Adoro o filme, mas a verdade é que as mudanças climáticas nunca nos oferecem um
momento tão preciso quanto aquele. Temos gráficos, imagens de secas, fumaça de
incêndios florestais e desprendimento de geleiras. Ondas de calor fecham
aeroportos e matam pessoas em suas casas. Mas não podemos ver ou ouvir o
fenômeno em si. Não há um momento específico, como quando o cometa aparece no
céu ou quando o segundo avião cai nas Torres Gêmeas, que nos faça ter
consciência da magnitude do desastre.
Ativistas climáticos
ao redor do mundo estão tomando medidas cada vez mais drásticas para produzir
espetáculos que atraiam a atenção do público. Alguns ficaram no meio da
estrada, amarrando-se com as mãos algemadas dentro de canos, recusando-se a se
mover. Engarrafamentos, pessoas ficam irritadas e as câmeras de notícias chegam
rápido.

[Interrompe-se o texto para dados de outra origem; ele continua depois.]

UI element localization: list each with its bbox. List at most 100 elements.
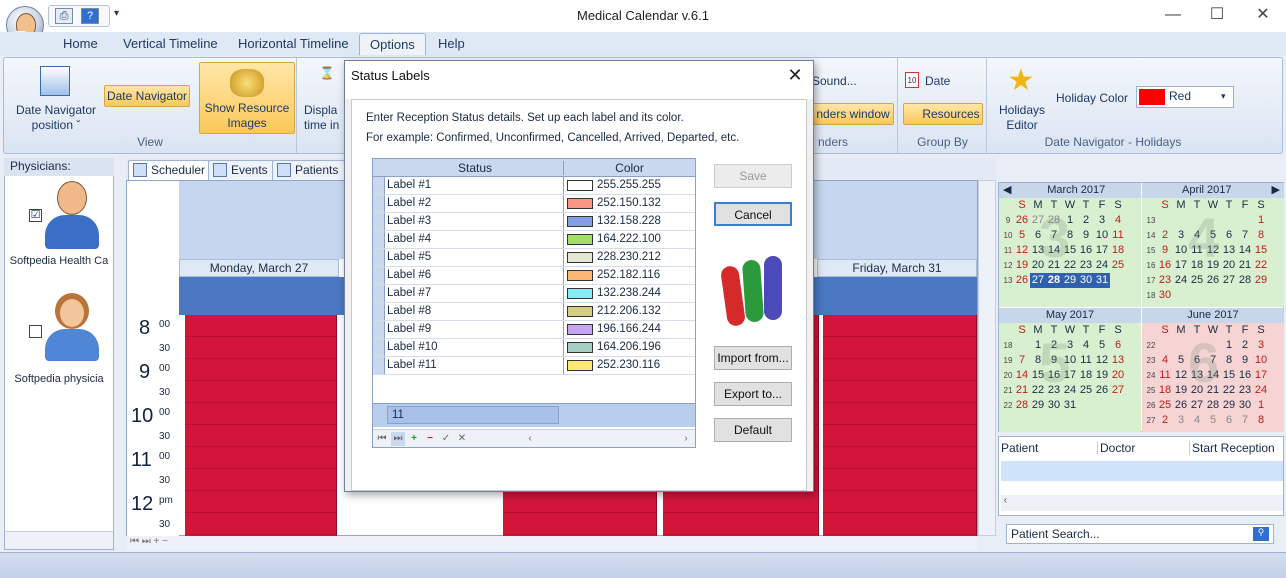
label-name[interactable]: Label #7 bbox=[387, 287, 431, 299]
binoculars-icon[interactable]: ⚲ bbox=[1253, 527, 1269, 541]
tab-horizontal-timeline[interactable]: Horizontal Timeline bbox=[238, 36, 349, 51]
color-cell[interactable]: 212.206.132 bbox=[563, 303, 695, 320]
color-cell[interactable]: 132.158.228 bbox=[563, 213, 695, 230]
row-selector[interactable] bbox=[373, 213, 385, 230]
physician-item[interactable]: ☑ Softpedia Health Ca bbox=[5, 177, 113, 287]
vertical-scrollbar[interactable] bbox=[978, 180, 996, 536]
label-name[interactable]: Label #4 bbox=[387, 233, 431, 245]
import-from-button[interactable]: Import from... bbox=[714, 346, 792, 370]
default-button[interactable]: Default bbox=[714, 418, 792, 442]
delete-record-icon[interactable]: − bbox=[423, 432, 437, 446]
tab-home[interactable]: Home bbox=[63, 36, 98, 51]
label-name[interactable]: Label #6 bbox=[387, 269, 431, 281]
table-row[interactable]: Label #6 252.182.116 bbox=[373, 267, 695, 285]
table-row[interactable] bbox=[1001, 461, 1283, 481]
row-selector[interactable] bbox=[373, 249, 385, 266]
horizontal-scrollbar[interactable] bbox=[5, 531, 113, 549]
color-cell[interactable]: 164.222.100 bbox=[563, 231, 695, 248]
reminders-window-button[interactable]: nders window bbox=[812, 103, 894, 125]
table-row[interactable]: Label #9 196.166.244 bbox=[373, 321, 695, 339]
row-selector[interactable] bbox=[373, 285, 385, 302]
row-selector[interactable] bbox=[373, 231, 385, 248]
tab-vertical-timeline[interactable]: Vertical Timeline bbox=[123, 36, 218, 51]
table-row[interactable]: Label #10 164.206.196 bbox=[373, 339, 695, 357]
post-edit-icon[interactable]: ✓ bbox=[439, 432, 453, 446]
color-cell[interactable]: 252.230.116 bbox=[563, 357, 695, 374]
column-start-reception[interactable]: Start Reception bbox=[1189, 441, 1283, 455]
column-status[interactable]: Status bbox=[387, 161, 563, 175]
tab-events[interactable]: Events bbox=[208, 160, 275, 180]
row-selector[interactable] bbox=[373, 177, 385, 194]
row-selector[interactable] bbox=[373, 267, 385, 284]
show-resource-images-button[interactable]: Show Resource Images bbox=[199, 62, 295, 134]
label-name[interactable]: Label #8 bbox=[387, 305, 431, 317]
date-nav-position-button[interactable]: Date Navigator position ˇ bbox=[10, 103, 102, 133]
day-column[interactable] bbox=[823, 315, 977, 537]
physician-checkbox[interactable] bbox=[29, 325, 42, 338]
tab-patients[interactable]: Patients bbox=[272, 160, 346, 180]
label-name[interactable]: Label #2 bbox=[387, 197, 431, 209]
cancel-edit-icon[interactable]: ✕ bbox=[455, 432, 469, 446]
last-record-icon[interactable]: ⏭ bbox=[391, 432, 405, 446]
label-name[interactable]: Label #3 bbox=[387, 215, 431, 227]
display-time-button[interactable]: Displa time in bbox=[304, 103, 344, 133]
resources-button[interactable]: Resources bbox=[903, 103, 983, 125]
date-navigator-button[interactable]: Date Navigator bbox=[104, 85, 190, 107]
color-cell[interactable]: 228.230.212 bbox=[563, 249, 695, 266]
row-selector[interactable] bbox=[373, 339, 385, 356]
dialog-close-icon[interactable]: ✕ bbox=[783, 64, 807, 86]
label-name[interactable]: Label #1 bbox=[387, 179, 431, 191]
patient-search-input[interactable]: Patient Search... ⚲ bbox=[1006, 524, 1274, 544]
color-cell[interactable]: 252.182.116 bbox=[563, 267, 695, 284]
scheduler-navigator[interactable]: ⏮ ⏭ + − bbox=[126, 536, 978, 550]
color-cell[interactable]: 132.238.244 bbox=[563, 285, 695, 302]
scroll-left-icon[interactable]: ‹ bbox=[523, 432, 537, 446]
label-name[interactable]: Label #5 bbox=[387, 251, 431, 263]
table-row[interactable]: Label #5 228.230.212 bbox=[373, 249, 695, 267]
table-row[interactable]: Label #2 252.150.132 bbox=[373, 195, 695, 213]
table-row[interactable]: Label #3 132.158.228 bbox=[373, 213, 695, 231]
holidays-editor-button[interactable]: Holidays Editor bbox=[994, 103, 1050, 133]
tab-options[interactable]: Options bbox=[359, 33, 426, 55]
close-icon[interactable]: ✕ bbox=[1246, 4, 1280, 26]
cancel-button[interactable]: Cancel bbox=[714, 202, 792, 226]
maximize-icon[interactable]: ☐ bbox=[1200, 4, 1234, 26]
export-to-button[interactable]: Export to... bbox=[714, 382, 792, 406]
color-cell[interactable]: 252.150.132 bbox=[563, 195, 695, 212]
row-selector[interactable] bbox=[373, 321, 385, 338]
add-record-icon[interactable]: + bbox=[407, 432, 421, 446]
color-cell[interactable]: 255.255.255 bbox=[563, 177, 695, 194]
scroll-right-icon[interactable]: › bbox=[679, 432, 693, 446]
tab-help[interactable]: Help bbox=[438, 36, 465, 51]
row-selector[interactable] bbox=[373, 195, 385, 212]
table-row[interactable]: Label #7 132.238.244 bbox=[373, 285, 695, 303]
table-row[interactable]: Label #4 164.222.100 bbox=[373, 231, 695, 249]
table-row[interactable]: Label #8 212.206.132 bbox=[373, 303, 695, 321]
color-swatch bbox=[567, 198, 593, 209]
minimize-icon[interactable]: — bbox=[1156, 4, 1190, 26]
save-button[interactable]: Save bbox=[714, 164, 792, 188]
tab-scheduler[interactable]: Scheduler bbox=[128, 160, 213, 180]
physician-item[interactable]: Softpedia physicia bbox=[5, 289, 113, 399]
date-button[interactable]: Date bbox=[925, 74, 965, 89]
column-doctor[interactable]: Doctor bbox=[1097, 441, 1193, 455]
row-selector[interactable] bbox=[373, 303, 385, 320]
first-record-icon[interactable]: ⏮ bbox=[375, 432, 389, 446]
day-column[interactable] bbox=[185, 315, 337, 537]
table-row[interactable]: Label #1 255.255.255 bbox=[373, 177, 695, 195]
table-row[interactable]: Label #11 252.230.116 bbox=[373, 357, 695, 375]
column-color[interactable]: Color bbox=[563, 161, 695, 175]
column-patient[interactable]: Patient bbox=[1001, 441, 1097, 455]
holiday-color-select[interactable]: Red ▾ bbox=[1136, 86, 1234, 108]
color-cell[interactable]: 164.206.196 bbox=[563, 339, 695, 356]
next-month-icon[interactable]: ▶ bbox=[1272, 183, 1284, 198]
prev-month-icon[interactable]: ◀ bbox=[999, 183, 1011, 198]
label-name[interactable]: Label #11 bbox=[387, 359, 437, 371]
color-cell[interactable]: 196.166.244 bbox=[563, 321, 695, 338]
row-selector[interactable] bbox=[373, 357, 385, 374]
label-name[interactable]: Label #10 bbox=[387, 341, 438, 353]
horizontal-scrollbar[interactable]: ‹ bbox=[1001, 495, 1283, 511]
physician-checkbox[interactable]: ☑ bbox=[29, 209, 42, 222]
sound-button[interactable]: Sound... bbox=[812, 74, 872, 89]
label-name[interactable]: Label #9 bbox=[387, 323, 431, 335]
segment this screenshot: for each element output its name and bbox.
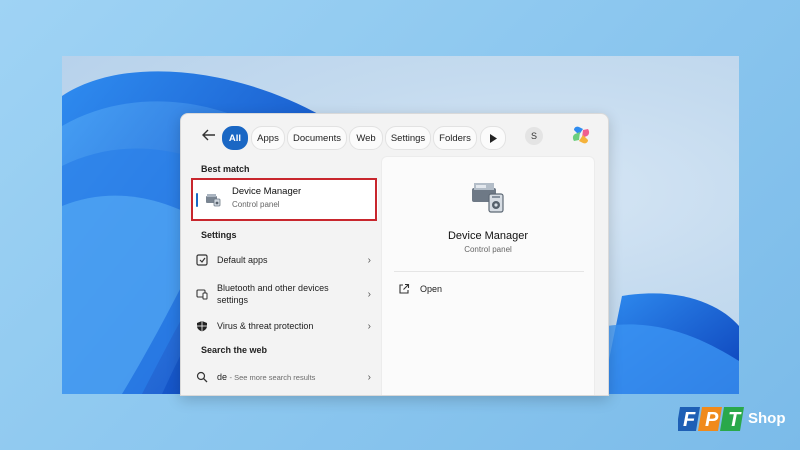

Há também protestos em museus, onde ativistas climáticos entram e jogam
sopa ou tinta em uma obra de arte famosa, um ato que parece ter como objetivo
provocar um sentimento de choque e repulsa. Outros protestos envolveram a
interrupção de shows ou eventos esportivos. A reação a esses esforços é quase
uniformemente negativa: isso não ajuda a causa! Isso só afasta as pessoas que
veem vocês como esquisitos, polarizando exatamente as pessoas que você tenta
persuadir! O que, claro, é ótimo. Mas o poder desses protestos desesperados
gritando "PELO AMOR DE DEUS, PRESTEM ATENÇÃO" captura algo
objetivamente verdadeiro: estamos caminhando em direção ao desastre e ninguém
está prestando a atenção que deveríamos. Essas intervenções são projetadas para
alcançar o mesmo efeito que Trump alcançou com tanto sucesso. De que
adianta a persuasão se ninguém presta atenção? Quem se importa se as pessoas
têm uma reação negativa, desde que tenham alguma reação? Você pode ser gentil e
educado e ignorado, ou pode fazer uma bagunça e fazer as pessoas prestarem
atenção. Essas são as opções na guerra hobbesiana de todos contra todos na era
da atenção, e acho muito difícil culpar alguém que opta pela segunda opção.